Mi-seon goes to the safe house where her husband was, and sees someone stealing a USB stick. She takes it from him and copies its contents to her phone and sends it to her husband's phone, and then destroys the USB drive. She is tortured and reveals the file location. Meanwhile, Kang-moo frees himself and arrives to save his wife, and they flee by truck. Kang-moo confesses to his wife that he is a special agent, and together they enter the safe house and arm themselves with weapons.

Kang-moo and Mi-seon go to the traitorous military unit's headquarters and fight with the guards and reset the computer systems just before the funds are transferred. Hee-joo tries to escape by car, but is stopped by Mi-seon. The husband and wife take the briefcase with the loot and hand it over to the South Korean army.

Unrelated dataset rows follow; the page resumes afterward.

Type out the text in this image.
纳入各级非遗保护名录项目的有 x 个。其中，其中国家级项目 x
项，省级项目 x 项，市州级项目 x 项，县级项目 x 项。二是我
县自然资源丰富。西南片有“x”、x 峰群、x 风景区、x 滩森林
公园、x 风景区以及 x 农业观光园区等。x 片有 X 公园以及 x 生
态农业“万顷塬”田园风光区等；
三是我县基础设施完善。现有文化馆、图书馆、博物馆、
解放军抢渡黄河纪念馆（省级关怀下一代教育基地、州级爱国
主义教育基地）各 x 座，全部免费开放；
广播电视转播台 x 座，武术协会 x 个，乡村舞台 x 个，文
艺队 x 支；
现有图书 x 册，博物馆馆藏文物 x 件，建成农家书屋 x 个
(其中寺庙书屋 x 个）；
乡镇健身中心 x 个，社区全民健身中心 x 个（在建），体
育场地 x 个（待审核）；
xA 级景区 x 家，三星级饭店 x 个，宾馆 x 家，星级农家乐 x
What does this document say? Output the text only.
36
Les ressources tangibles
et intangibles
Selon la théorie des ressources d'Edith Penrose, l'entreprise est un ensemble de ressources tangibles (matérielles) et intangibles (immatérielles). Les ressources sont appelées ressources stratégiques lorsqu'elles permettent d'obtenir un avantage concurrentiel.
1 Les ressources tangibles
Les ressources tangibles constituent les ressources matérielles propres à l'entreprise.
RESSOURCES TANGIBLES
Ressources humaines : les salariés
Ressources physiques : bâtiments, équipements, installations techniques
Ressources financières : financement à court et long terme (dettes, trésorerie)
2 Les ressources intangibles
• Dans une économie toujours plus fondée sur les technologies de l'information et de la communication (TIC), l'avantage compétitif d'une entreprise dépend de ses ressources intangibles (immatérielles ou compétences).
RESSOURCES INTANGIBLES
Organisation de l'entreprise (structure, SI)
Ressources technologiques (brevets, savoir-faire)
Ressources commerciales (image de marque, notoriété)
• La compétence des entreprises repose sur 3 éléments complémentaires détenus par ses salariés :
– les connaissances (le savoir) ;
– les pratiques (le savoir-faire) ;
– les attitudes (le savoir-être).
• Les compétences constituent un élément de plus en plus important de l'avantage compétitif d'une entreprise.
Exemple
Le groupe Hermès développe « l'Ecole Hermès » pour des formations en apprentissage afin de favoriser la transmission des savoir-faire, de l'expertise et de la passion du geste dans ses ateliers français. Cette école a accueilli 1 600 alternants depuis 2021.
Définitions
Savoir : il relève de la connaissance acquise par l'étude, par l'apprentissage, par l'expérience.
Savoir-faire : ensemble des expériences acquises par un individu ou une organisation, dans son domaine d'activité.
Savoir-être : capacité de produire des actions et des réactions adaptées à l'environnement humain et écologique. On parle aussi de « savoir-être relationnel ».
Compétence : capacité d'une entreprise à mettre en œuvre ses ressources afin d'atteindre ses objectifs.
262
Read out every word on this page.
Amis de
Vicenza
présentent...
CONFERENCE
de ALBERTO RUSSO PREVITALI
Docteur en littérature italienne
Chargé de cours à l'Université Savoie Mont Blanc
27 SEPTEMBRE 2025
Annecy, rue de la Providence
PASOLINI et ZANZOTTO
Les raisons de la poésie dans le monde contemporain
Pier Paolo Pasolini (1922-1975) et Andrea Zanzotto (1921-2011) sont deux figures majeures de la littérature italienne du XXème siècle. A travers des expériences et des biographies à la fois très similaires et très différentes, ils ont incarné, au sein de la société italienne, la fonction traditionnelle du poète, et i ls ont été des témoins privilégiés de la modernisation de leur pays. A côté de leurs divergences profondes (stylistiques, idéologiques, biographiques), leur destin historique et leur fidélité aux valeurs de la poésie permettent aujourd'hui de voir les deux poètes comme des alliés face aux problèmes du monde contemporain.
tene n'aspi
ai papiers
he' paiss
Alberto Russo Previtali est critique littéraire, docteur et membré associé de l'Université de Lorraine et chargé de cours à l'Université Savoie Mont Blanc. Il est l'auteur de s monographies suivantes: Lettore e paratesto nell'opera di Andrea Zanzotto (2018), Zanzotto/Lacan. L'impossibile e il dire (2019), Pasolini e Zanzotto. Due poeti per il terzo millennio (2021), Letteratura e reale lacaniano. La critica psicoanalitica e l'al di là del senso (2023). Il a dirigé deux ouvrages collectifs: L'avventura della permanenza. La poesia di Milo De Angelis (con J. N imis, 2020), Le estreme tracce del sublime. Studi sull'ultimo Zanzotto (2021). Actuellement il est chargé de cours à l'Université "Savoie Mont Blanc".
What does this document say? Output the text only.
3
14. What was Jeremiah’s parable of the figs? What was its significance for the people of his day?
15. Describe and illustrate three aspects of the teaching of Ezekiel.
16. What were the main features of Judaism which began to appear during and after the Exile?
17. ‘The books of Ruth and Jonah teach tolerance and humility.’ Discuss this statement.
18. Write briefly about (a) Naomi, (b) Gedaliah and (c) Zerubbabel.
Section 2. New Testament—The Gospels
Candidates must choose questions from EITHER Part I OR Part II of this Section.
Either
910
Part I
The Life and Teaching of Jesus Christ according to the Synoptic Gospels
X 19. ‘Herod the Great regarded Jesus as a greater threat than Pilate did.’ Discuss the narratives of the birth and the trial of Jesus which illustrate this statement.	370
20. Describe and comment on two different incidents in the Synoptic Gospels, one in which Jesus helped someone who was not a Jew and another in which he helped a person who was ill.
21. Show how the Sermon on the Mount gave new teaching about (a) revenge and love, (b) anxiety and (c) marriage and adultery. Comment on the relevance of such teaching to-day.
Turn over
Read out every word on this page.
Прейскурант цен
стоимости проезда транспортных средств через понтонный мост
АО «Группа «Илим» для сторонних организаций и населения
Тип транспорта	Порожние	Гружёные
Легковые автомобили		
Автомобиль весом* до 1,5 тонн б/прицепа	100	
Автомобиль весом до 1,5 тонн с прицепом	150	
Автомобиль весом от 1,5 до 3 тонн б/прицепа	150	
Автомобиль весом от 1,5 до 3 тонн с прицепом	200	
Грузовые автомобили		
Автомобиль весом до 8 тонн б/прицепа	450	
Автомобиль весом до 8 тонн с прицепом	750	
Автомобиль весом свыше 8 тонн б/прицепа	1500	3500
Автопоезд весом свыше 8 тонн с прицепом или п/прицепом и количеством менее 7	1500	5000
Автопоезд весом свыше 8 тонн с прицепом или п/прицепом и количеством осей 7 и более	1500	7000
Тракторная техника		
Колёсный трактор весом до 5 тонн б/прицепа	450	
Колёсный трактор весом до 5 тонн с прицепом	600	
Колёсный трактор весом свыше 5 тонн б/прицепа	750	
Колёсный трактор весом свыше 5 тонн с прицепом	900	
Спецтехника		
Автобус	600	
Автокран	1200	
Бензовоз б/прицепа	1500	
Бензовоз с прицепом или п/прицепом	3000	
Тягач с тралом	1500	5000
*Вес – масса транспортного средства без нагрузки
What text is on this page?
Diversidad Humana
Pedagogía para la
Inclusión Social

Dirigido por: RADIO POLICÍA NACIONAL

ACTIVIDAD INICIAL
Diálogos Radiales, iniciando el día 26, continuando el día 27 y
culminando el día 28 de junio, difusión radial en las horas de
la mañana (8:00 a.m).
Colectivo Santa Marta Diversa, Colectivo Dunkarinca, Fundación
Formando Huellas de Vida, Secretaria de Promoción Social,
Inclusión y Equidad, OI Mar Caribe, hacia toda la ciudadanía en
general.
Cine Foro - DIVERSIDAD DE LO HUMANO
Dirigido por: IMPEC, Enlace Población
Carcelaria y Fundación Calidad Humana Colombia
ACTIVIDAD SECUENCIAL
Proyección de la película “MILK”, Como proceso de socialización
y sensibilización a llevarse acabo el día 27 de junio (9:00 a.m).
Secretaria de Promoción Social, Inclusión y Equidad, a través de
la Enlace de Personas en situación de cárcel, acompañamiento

Six months later in a safe house, Kang-moo and Mi-seon work together on a cocaine bust. The two interrogate a smuggler who claims to work for a pastor who looks like Kang-moo.

==Cast==
- Hwang Jung-min as Park Kang-moo, a former agent turned househusband and Mi-seon's husband.
- Yum Jung-ah as Kang Mi-seon, an ace detective of Violent Crimes Division Team 1 at Seoul Police Station and Kang-moo's wife.
- Jeon Hye-jin as Jang Hee-joo, a current agent and junior of Kang-moo who looked for him for help.
- Jung Man-sik as Lee Sang-woong, Team leader of Violent Crimes Division Team 1 at Seoul Police Station.
- Kim Joo-hun as Kim Jung-san, an army intelligence major who was partners with Kang-moo, and Hee-joo's husband.
- Cha Rae-hyung as Heon-gi, a detective of Violent Crimes Division Team 1 at Seoul Police Station.
- Lee Ho-cheol as Dong-soo, a detective of Violent Crimes Division Team 1 at Seoul Police Station.
- Ok Ja-yeon as Baek Seon-woo, Jung-san's capable assistant.
- Kim Jun-han as Geum-seok

==Production==
===Casting===
In July 2022, Hwang Jung-min and Yum Jung-ah were reported to star in lead roles. Hwang and Yum confirmed their involvements in the following month, with Jeon Hye-jin, Jeong Man-sik, Kim Chan-hyung, Kim Joo-hun, Cha Rae-hyung, and Lee Ho-chul added to the cast. Kim Jun-han was announced to have a cameo appearance later in the same month.

===Filming===
Principal photography began in Pyeongtaek, Gyeonggi Province on 24 July 2022. Filming spanned across four months, and wrapped on 13 November.

==Release==
Mission: Cross was initially scheduled for release in February 2024, but the release date was postponed by the distributor Plus M Entertainment. The film was released on 9 August 2024.

==Reception==
James Marsh of South China Morning Post gave the film 4/5 stars, describing the film as hilarious and packed with an endless stream of gags, while also featuring well-executed action and strong performances from the actresses. Kim Da-sol of The Korea Herald praised the film as a delightful action comedy that follows the familiar troupe of a couple with secret pasts, but is elevated by the weighty presence of the lead actors Hwang Jung-min and Yeom Jung-ah, who are capable to balance the comedic and action elements of the film.